MGM, with help from allies in the federal government, can tie up the East Windsor plan in court for what looks like five or six years, more or less, and financing and constructi­on would take years after that. As long as those cases are up in the air, it’s hard to imagine MMCT — not the strongest financial organizati­on to begin with — lining up $300 million to build East Windsor.

The two tribal chairmen, Rodney Butler of the Mashantuck­et Pequots and Kevin Brown of the Mohegan tribe, say East Windsor will open — open — in 24 months, with the current lawsuit over federal approval for the change in the state compact resolving in a matter of weeks.
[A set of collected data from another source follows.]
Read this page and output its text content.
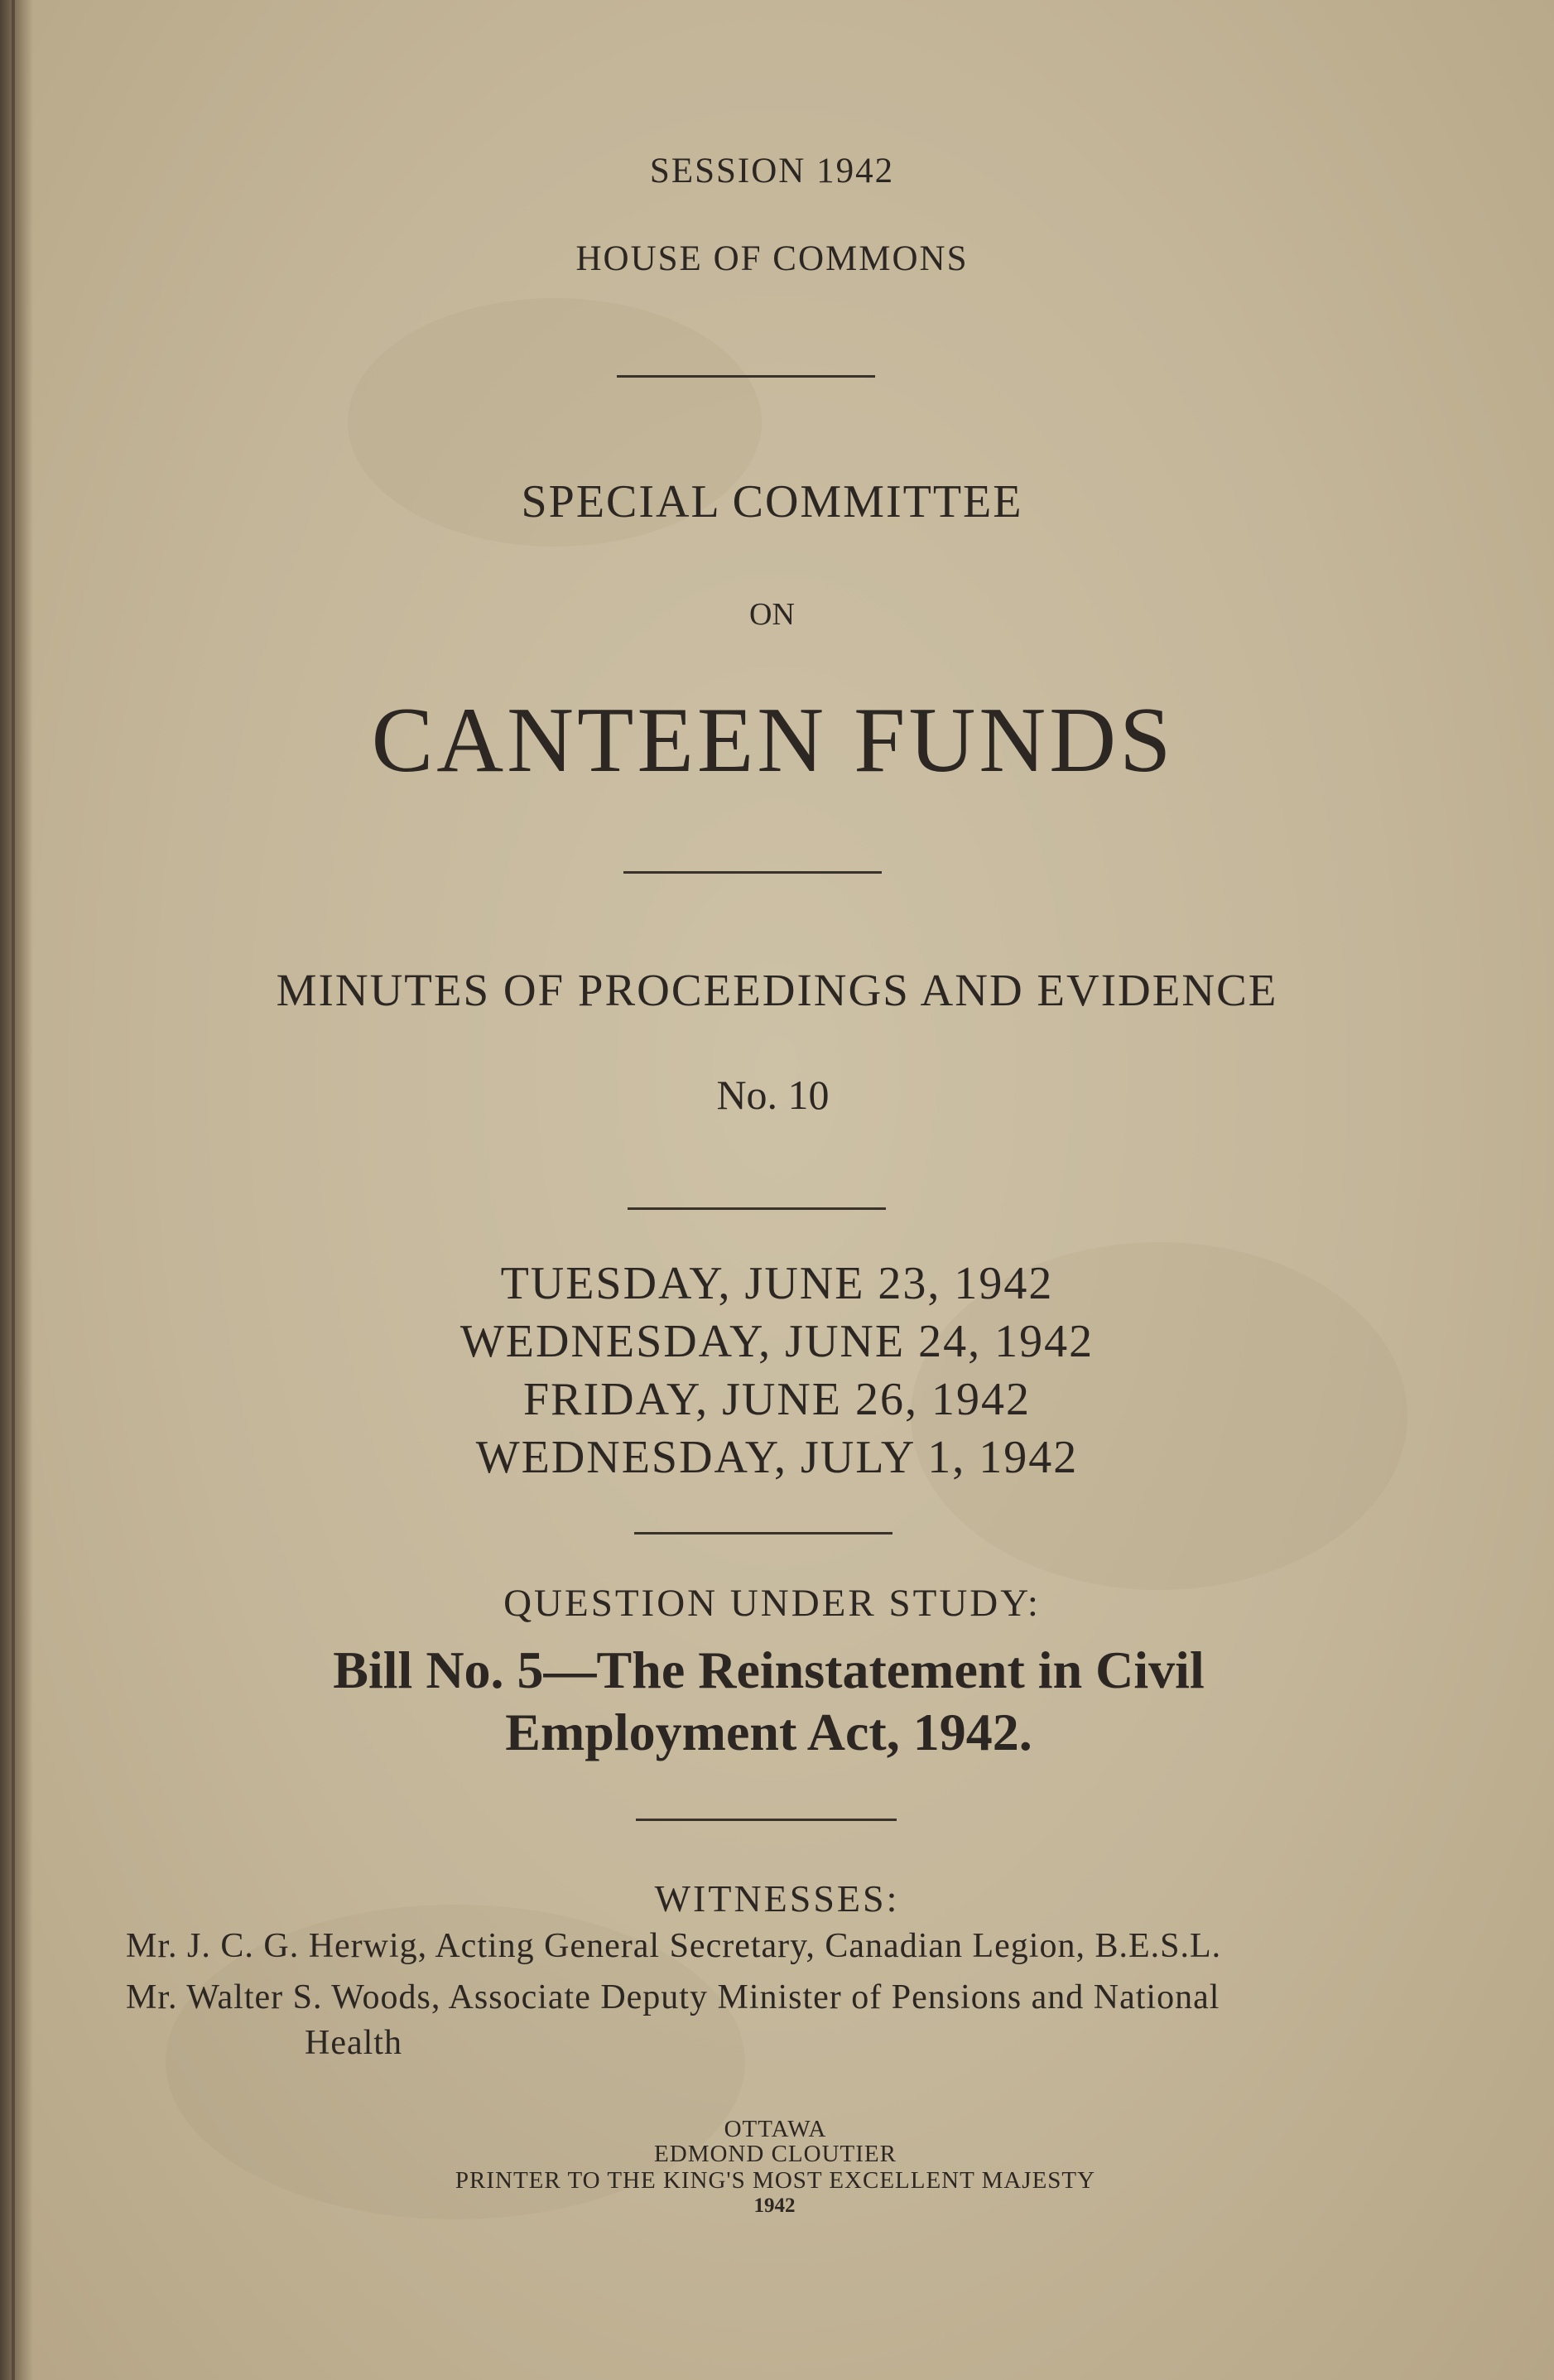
SESSION 1942
HOUSE OF COMMONS
SPECIAL COMMITTEE
ON
CANTEEN FUNDS
MINUTES OF PROCEEDINGS AND EVIDENCE
No. 10
TUESDAY, JUNE 23, 1942
WEDNESDAY, JUNE 24, 1942
FRIDAY, JUNE 26, 1942
WEDNESDAY, JULY 1, 1942
QUESTION UNDER STUDY:
Bill No. 5—The Reinstatement in Civil
Employment Act, 1942.
WITNESSES:
Mr. J. C. G. Herwig, Acting General Secretary, Canadian Legion, B.E.S.L.
Mr. Walter S. Woods, Associate Deputy Minister of Pensions and National
Health
OTTAWA
EDMOND CLOUTIER
PRINTER TO THE KING'S MOST EXCELLENT MAJESTY
1942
Even if that were to happen,

MGM would refile its federal lawsuit claiming the state award of a license to MMCT was unconstitu­tional.

Give them credit for confidence, but I’ll have what they’re having if they actually believe that timeline.

As for MGM, as of Thursday, anti-gambling Sen. Marilyn Moore, D-Bridgeport, changed her position from a no to a yes. But the MGM open-bidding process faces a tough vote, as the tribes will claim, rightly, that it would destroy jobs at Foxwoods and Mohegan Sun and break a compact that has yielded the state $7 billion over more than 25 years.

Money matters, as always. Here’s the short version: After MGM Springfiel­d opens, the tribes will pay the state about $200 million a year, down from a high of $420 million in 2007. That number could fall further as New York adds more slot machines at Empire in Yonkers and elsewhere.

MGM says the state would be better off letting the compact fade and taking revenues from its private casino along with sports wagers, mobile gaming and fantasy league games. All of that is probably coming anyway, and the public safety committee on Friday advanced a bill to study the whole picture.

The better alternativ­e is to negotiate so that everyone pays and no one sues.

There is no scenario for a win-win compromise. The question is whether a losesome-lose-some deal between MGM and MMCT is best for the state of Connecticu­t — a place where pure, private investment­s in recent years in the $675 million range can be counted without the help of a single finger on a single hand.